Segundo Eric Muller, professor da instituição e um dos observadores do teste, o evento provocou intensos debates no painel pós-julgamento. Para ele, o desempenho técnico das IAs foi inegavelmente impressionante: elas processaram grandes volumes de informação em poucos minutos e identificaram contradições que poderiam passar despercebidas a olhos humanos. No entanto, faltou algo essencial — a empatia.
Jurados humanos não se limitam a analisar dados; eles observam expressões faciais, entonações de voz e reações emocionais das testemunhas. Já as IAs, restritas a textos e registros objetivos, não são capazes de captar essas nuances. Essa limitação torna o julgamento algorítmico frio e distante da realidade humana, especialmente em casos criminais, onde a sensibilidade é indispensável.
Outro problema identificado foi o chamado “efeito caixa-preta”, fenômeno em que não se consegue compreender completamente o raciocínio seguido pela máquina até chegar à decisão final. Mesmo que as IAs apresentassem justificativas lógicas, os especialistas não conseguiram rastrear integralmente o processo interno que levou a cada veredicto. Isso levanta uma dúvida ética central: como confiar em um julgamento que não pode ser explicado em sua totalidade?

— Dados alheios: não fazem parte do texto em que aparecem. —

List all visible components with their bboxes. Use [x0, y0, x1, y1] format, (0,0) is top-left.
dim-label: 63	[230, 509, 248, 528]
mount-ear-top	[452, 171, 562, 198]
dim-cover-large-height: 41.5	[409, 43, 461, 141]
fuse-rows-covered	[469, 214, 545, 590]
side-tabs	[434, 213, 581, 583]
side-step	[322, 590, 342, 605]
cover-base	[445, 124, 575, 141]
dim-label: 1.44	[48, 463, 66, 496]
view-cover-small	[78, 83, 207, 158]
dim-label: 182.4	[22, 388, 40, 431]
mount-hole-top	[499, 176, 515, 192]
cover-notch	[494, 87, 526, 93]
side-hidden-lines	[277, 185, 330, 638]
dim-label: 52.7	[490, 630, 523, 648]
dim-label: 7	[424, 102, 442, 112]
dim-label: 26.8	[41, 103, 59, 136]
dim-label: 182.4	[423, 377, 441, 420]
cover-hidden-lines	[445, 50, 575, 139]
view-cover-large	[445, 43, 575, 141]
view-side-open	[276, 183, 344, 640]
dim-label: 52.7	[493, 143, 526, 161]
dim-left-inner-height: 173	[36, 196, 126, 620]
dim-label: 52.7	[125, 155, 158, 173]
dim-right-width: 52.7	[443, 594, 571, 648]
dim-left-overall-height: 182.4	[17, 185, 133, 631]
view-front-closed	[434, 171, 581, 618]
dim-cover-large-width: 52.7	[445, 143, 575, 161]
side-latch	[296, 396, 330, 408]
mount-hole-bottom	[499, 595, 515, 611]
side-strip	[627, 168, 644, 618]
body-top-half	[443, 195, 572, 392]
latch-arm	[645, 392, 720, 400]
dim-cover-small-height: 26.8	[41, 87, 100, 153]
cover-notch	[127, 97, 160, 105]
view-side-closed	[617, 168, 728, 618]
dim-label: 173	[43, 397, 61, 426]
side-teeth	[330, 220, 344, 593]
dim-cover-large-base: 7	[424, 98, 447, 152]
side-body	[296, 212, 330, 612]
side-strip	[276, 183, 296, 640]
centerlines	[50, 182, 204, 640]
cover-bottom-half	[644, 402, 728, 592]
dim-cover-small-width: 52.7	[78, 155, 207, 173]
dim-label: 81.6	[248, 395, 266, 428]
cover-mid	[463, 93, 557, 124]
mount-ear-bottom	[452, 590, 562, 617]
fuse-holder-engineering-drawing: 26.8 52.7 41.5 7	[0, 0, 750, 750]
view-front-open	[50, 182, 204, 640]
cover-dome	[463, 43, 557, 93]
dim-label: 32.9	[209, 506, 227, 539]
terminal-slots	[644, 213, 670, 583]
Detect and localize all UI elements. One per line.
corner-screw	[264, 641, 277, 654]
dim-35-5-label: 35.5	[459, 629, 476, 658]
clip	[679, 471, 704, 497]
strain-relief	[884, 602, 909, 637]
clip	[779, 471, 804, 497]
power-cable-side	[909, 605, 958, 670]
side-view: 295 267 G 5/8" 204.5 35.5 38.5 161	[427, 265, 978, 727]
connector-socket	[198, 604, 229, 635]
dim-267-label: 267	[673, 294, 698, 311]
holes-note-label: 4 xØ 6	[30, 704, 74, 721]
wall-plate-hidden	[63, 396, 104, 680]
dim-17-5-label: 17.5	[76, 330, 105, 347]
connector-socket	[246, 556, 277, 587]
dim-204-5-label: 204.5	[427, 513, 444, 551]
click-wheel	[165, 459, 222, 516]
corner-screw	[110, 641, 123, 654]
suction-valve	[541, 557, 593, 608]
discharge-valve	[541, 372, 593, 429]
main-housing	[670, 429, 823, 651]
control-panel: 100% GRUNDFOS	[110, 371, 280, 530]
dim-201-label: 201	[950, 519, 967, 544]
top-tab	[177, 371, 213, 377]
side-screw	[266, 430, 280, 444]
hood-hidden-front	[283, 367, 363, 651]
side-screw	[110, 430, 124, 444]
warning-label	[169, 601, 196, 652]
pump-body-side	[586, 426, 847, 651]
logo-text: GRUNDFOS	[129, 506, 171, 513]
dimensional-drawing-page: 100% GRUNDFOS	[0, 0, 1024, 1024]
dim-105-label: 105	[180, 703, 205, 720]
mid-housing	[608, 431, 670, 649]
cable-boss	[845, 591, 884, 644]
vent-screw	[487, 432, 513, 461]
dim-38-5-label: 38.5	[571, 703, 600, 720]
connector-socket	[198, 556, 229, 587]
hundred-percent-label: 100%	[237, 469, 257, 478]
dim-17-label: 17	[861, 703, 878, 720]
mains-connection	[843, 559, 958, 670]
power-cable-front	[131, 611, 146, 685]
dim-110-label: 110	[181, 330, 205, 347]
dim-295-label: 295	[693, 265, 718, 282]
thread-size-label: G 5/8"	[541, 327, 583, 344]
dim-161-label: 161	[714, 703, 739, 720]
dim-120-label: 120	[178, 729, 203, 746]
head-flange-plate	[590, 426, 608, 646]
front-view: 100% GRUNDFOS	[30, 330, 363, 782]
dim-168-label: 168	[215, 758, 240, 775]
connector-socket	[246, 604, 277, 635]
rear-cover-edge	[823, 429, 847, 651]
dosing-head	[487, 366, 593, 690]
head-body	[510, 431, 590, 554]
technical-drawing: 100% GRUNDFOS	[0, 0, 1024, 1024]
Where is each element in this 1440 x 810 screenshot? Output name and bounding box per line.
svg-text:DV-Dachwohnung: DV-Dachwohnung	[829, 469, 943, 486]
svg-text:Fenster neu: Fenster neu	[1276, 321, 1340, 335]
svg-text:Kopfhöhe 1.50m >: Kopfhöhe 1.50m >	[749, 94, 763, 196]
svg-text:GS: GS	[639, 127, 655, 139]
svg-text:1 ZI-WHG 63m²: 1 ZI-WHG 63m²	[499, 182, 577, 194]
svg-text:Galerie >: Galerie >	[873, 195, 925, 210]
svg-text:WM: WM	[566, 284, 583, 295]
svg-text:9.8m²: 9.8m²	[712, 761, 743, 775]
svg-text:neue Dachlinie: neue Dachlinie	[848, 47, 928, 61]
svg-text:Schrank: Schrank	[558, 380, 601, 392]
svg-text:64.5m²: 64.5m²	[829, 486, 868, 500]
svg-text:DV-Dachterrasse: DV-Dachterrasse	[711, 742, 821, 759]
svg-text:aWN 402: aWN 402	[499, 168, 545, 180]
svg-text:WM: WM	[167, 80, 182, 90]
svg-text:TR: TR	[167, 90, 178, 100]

O público, em sua maioria, reagiu com ceticismo. Muitos juristas presentes afirmaram que, embora o experimento tenha valor acadêmico, ele demonstra que a substituição de jurados humanos ainda está muito distante de se tornar uma realidade aceitável. Muller destacou que a Justiça é uma instituição “profundamente humana”, e qualquer tentativa de automatizá-la sem transparência e controle rigoroso representa um risco grave.
Apesar das críticas, o estudo trouxe aprendizados importantes e mostrou o potencial da IA como ferramenta auxiliar. Em vez de substituir jurados, ela poderia atuar como suporte técnico — ajudando a organizar provas, identificar inconsistências e comparar jurisprudências de forma rápida e precisa. Esse modelo híbrido, que combina razão algorítmica e julgamento humano, é apontado por especialistas como o caminho mais viável.
O uso da IA na área jurídica, aliás, já é uma realidade consolidada. Um relatório da Thomson Reuters revelou que 77% dos profissionais do Direito utilizam ferramentas de IA para revisar documentos e detectar inconsistências, enquanto 74% recorrem à tecnologia para realizar pesquisas legais e criar resumos de processos. Além disso, escritórios de advocacia têm aplicado análises preditivas para estimar probabilidades de vitória em ações, baseando-se em dados históricos.
Nos Estados Unidos, algumas plataformas também simulam o comportamento de jurados humanos com base em dados sociológicos e históricos, ajudando advogados a prever reações do público a determinados argumentos. Embora esses sistemas não tenham poder decisório, eles oferecem uma prévia de como algoritmos podem auxiliar no processo jurídico.
No fim, o experimento do júri formado por IA não pretendeu substituir o sistema humano, mas provocar reflexão. Ele deixa claro que a Inteligência Artificial pode contribuir para tornar a Justiça mais eficiente, analítica e acessível, mas jamais deve prescindir de princípios como transparência, empatia e responsabilidade ética.
Em resumo, a experiência demonstra que o futuro da Justiça não está em escolher entre humanos ou máquinas, mas em aprender a equilibrar ambos. O caminho mais seguro é o da coexistência: tecnologia e humanidade lado a lado, com as decisões finais sempre pertencendo às pessoas — porque, no fim, julgar é um ato que exige não apenas lógica, mas também consciência.